A fast bit-parallel multi-patterns string matching algorithm for biological sequences

  • Authors:
  • Rajesh Prasad;Suneeta Agarwal;Ishadutta Yadav;Bharat Singh

  • Affiliations:
  • Motilal Nehru National Institute of Technology, Allahabad, India;Motilal Nehru National Institute of Technology, Allahabad, India;Motilal Nehru National Institute of Technology, Allahabad, India;Motilal Nehru National Institute of Technology, Allahabad, India

  • Venue:
  • ISB '10 Proceedings of the International Symposium on Biocomputing
  • Year:
  • 2010

Quantified Score

Hi-index 0.00

Visualization

Abstract

The problem of searching occurrences of a pattern P[0...m-1] in the text T[0...n-1with m ≤ n, where the symbols of P and T are drawn from some alphabet Σ of size σ, is called exact string matching problem. In the present day, pattern matching is a powerful tool in locating nucleotide or amino acid sequence patterns in the biological sequence database. The problem of searching a set of patterns P0, P1, P2...Pr-1, r ≥ 1, in the given text T is called multi-pattern string matching problem.
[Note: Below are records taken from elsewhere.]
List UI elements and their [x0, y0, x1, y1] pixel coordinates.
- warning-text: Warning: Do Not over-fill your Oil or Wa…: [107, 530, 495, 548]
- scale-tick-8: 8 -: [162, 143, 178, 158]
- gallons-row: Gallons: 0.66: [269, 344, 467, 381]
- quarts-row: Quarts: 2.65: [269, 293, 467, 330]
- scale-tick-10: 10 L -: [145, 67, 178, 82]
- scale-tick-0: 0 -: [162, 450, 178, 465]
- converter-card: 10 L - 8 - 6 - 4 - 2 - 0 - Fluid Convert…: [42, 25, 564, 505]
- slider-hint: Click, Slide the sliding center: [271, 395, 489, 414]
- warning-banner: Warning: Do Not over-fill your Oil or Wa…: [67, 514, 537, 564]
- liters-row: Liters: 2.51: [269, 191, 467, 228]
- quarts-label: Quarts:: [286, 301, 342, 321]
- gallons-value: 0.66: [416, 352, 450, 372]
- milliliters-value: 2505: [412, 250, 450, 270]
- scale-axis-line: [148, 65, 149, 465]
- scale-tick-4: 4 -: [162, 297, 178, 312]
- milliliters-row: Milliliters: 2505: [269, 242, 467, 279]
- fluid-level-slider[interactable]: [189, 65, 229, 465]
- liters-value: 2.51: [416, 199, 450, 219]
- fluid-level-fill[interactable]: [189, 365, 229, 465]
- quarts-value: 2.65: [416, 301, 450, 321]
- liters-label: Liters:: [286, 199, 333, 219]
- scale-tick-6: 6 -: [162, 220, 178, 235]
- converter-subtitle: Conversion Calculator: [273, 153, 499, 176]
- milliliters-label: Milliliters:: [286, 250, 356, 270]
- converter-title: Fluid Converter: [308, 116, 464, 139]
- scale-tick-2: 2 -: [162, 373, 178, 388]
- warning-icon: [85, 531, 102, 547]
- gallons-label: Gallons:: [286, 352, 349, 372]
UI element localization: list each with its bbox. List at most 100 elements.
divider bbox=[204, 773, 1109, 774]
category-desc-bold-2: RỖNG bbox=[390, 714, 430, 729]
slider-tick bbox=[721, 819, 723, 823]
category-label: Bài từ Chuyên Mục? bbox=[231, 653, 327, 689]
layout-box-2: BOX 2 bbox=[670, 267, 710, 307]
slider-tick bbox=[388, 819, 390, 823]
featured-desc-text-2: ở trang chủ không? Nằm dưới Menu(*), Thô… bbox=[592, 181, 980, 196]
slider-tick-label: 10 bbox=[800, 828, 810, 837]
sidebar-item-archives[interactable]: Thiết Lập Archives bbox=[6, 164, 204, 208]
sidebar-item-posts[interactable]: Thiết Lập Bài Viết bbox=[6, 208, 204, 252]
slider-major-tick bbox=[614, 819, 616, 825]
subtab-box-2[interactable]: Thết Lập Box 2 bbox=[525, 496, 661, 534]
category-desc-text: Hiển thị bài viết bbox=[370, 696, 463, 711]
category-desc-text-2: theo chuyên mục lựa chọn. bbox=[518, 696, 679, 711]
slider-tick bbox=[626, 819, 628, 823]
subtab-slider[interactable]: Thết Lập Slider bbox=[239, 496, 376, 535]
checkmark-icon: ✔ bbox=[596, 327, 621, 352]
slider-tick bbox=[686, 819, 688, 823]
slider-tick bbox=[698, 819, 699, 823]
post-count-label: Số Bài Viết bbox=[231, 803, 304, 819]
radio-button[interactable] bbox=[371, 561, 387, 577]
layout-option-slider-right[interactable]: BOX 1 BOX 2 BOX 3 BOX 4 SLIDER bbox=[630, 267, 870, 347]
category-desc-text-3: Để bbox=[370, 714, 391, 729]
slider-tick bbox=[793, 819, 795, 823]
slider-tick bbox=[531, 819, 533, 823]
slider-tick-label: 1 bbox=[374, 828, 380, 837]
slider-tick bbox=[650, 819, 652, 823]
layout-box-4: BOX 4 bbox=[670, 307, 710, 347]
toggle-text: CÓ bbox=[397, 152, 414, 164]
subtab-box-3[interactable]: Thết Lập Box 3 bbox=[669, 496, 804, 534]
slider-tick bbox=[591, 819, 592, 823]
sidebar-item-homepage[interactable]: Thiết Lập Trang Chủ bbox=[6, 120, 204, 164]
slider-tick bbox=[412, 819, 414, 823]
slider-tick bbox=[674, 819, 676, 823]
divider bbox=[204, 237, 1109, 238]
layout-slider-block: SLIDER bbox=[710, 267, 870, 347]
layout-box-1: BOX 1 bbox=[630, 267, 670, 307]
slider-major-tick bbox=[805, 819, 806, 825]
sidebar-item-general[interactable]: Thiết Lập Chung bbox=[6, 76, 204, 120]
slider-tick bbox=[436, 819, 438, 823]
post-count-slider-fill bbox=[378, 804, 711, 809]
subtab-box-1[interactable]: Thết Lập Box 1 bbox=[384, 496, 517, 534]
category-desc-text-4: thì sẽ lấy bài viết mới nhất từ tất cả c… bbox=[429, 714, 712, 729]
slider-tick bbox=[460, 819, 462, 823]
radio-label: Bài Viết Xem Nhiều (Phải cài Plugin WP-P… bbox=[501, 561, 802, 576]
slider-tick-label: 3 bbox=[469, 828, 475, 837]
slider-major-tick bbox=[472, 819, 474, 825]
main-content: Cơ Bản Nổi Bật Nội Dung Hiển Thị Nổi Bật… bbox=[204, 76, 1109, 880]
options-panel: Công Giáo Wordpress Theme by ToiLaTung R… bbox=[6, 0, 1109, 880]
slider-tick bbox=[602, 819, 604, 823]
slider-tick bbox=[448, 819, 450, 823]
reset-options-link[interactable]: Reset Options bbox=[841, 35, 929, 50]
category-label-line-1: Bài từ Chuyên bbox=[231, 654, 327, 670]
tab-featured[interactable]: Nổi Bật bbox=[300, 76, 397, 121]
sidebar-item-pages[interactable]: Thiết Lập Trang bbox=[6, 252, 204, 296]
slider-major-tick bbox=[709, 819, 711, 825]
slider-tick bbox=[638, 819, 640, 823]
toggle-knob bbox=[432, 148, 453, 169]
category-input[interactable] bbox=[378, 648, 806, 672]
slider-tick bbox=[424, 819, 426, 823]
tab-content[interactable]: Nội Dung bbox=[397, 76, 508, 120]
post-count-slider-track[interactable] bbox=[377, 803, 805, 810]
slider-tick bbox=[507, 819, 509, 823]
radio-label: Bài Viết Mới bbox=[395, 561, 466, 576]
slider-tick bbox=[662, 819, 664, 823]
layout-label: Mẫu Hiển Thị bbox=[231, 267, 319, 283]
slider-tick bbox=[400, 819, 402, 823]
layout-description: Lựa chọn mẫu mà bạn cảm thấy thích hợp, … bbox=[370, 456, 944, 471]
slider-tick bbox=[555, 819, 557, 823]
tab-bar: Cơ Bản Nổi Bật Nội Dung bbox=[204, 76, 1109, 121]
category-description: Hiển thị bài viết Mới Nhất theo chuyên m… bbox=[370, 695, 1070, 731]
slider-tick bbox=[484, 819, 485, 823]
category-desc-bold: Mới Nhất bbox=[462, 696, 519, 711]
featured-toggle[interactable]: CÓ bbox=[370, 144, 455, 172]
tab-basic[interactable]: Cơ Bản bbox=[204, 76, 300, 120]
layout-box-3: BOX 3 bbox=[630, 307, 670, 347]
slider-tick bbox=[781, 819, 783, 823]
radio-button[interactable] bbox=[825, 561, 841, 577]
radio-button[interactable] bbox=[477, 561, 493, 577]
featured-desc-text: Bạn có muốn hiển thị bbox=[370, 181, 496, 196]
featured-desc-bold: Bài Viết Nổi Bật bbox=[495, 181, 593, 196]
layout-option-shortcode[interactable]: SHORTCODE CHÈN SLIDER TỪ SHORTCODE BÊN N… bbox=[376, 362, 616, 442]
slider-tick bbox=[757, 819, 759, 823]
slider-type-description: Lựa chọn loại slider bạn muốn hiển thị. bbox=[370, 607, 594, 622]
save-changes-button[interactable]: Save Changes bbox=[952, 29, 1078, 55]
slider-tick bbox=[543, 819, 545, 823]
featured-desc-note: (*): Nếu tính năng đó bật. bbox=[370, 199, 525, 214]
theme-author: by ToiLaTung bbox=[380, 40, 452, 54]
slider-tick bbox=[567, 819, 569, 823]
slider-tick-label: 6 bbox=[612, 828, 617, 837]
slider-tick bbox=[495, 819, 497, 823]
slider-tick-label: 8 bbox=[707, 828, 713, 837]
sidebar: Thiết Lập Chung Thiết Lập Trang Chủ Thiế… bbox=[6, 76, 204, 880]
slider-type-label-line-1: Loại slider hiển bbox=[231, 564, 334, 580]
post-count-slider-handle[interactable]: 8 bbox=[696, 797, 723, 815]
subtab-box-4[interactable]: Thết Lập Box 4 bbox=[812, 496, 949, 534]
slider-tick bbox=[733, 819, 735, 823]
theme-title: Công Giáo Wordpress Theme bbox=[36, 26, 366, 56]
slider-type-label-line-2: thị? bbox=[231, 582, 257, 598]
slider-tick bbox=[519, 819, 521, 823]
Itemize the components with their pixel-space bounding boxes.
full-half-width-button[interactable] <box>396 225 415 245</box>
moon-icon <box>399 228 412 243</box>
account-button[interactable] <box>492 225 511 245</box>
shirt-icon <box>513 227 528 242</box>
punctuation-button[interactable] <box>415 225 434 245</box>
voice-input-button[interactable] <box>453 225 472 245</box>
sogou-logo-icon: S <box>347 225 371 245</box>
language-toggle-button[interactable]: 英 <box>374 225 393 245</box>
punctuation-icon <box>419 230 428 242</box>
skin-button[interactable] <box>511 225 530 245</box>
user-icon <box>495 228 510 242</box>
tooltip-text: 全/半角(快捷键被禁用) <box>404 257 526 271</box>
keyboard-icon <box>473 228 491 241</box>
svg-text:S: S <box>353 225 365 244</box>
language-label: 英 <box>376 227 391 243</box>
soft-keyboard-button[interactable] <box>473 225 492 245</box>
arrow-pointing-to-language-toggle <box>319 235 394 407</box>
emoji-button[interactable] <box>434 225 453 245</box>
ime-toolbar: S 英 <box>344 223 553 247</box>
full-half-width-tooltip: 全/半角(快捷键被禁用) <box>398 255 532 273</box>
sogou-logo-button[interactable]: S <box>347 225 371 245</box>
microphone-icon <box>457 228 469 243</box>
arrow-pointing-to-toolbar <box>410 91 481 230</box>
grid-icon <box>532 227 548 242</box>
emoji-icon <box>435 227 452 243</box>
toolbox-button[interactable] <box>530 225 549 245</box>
The multi-patterns string matching problem has been previously solved by efficient bit-parallel strings matching algorithms: shift-or and BNDM. Many other types of algorithms also exist for the same purpose, but bit-parallelism has been shown to be very efficient than the others. In this paper, we extend BNDM algorithm with q-gram (B. Durian et al., 2008) for multiple patterns, where each multi-patterns are any DNA patterns. We assume that each pattern is of equal size m and total length of pattern is less than or equal to word length (w) of computer used. Since BNDM algorithm has been shown to be faster than any other bit-parallel string matching algorithm (G. Navarro, 2000), therefore, we compare the performance of multi-patterns q-gram BNDM algorithm with existing BNDM algorithm for different value of q and number of patterns (r).